Russia investigates videos of children talking with members of the LGBT community

In Russia, the offence of “sexual violence” can carry a jail term of between 12 and 20 years.

RUSSIAN POLICE SAID they had opened an investigation into “sexual violence” after a video series published online showed children talking with members of the LGBT community and other minorities.

The videos, on the “Real Talk” YouTube channel, featured interviews by children under 14 with homosexuals, a cross-dresser, a former porn actress and a female dwarf, according to Russian media reports.

Published from last December onwards, they have since been deleted.

“Investigators have questioned the person responsible for these shoots” and were trying to identify the victims, said a statement from a Russian investigative committee.

The videos showed “minors and children discussing various sexual matters with adults”, it said, describing some of the contents of the broadcasts as “destructive information”.

In Russia, the offence of “sexual violence” can carry a jail term of between 12 and 20 years.

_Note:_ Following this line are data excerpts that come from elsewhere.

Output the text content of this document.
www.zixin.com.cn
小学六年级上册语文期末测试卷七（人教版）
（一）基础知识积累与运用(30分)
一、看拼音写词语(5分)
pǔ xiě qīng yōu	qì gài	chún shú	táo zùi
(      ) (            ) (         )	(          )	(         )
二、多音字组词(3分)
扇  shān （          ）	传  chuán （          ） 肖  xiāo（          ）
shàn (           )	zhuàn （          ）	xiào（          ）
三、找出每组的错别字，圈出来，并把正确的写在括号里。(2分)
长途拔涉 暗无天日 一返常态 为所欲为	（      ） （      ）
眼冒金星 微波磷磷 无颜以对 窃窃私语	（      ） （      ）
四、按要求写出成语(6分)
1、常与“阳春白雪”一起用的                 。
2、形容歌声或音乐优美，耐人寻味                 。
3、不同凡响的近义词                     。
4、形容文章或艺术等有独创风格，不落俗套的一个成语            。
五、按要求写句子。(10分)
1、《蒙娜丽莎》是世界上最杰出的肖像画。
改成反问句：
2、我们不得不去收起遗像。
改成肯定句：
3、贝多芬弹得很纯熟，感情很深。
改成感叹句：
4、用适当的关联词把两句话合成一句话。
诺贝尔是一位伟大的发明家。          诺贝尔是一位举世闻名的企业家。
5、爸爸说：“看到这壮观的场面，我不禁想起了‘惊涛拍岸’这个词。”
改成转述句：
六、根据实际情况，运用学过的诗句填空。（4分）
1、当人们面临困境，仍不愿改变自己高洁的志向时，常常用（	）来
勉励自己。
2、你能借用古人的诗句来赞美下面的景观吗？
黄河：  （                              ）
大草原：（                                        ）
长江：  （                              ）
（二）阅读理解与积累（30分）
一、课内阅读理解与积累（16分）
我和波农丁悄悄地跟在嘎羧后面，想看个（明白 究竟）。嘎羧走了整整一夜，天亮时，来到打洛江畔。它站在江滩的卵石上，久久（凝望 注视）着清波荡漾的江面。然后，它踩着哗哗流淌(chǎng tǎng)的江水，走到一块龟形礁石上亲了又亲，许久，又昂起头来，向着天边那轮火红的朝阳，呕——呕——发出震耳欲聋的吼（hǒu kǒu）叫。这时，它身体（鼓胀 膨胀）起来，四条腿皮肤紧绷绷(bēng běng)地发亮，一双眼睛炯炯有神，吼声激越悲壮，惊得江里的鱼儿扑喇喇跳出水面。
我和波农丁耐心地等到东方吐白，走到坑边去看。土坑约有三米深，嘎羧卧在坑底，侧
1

News website Meduza said that in one of the interviews a man who introduced himself as gay asked the children what they knew about homosexuality and explained to them that it was normal.

The children in the video asked him how he discovered his sexuality and if he wanted to raise children.

One of the videos had been viewed two million times, according to Russian media reports.

In September Piotr Tolstoi, vice-president of Russia’s lower parliamentary chamber, told the Russia-24 channel that he had informed the interior ministry of the videos.

Late October, Tolstoi published on his Facebook page that the ministry had told him it had opened an investigation for a possible violation of a 2013 law banning “gay propaganda”.

Russian LGBT community often faces official hostility.

Last month, a Russian court blocked two popular LGBT networking sites “anti-family values”.

The 2013, law against “gay propaganda” officially bans the “promotion of non-traditional lifestyles to minors” but in effect outlaws LGBT activism.

Homophobia is widespread in Russia where reports of rights violations and attacks on LGBT people are common, though there are gay scenes in major cities.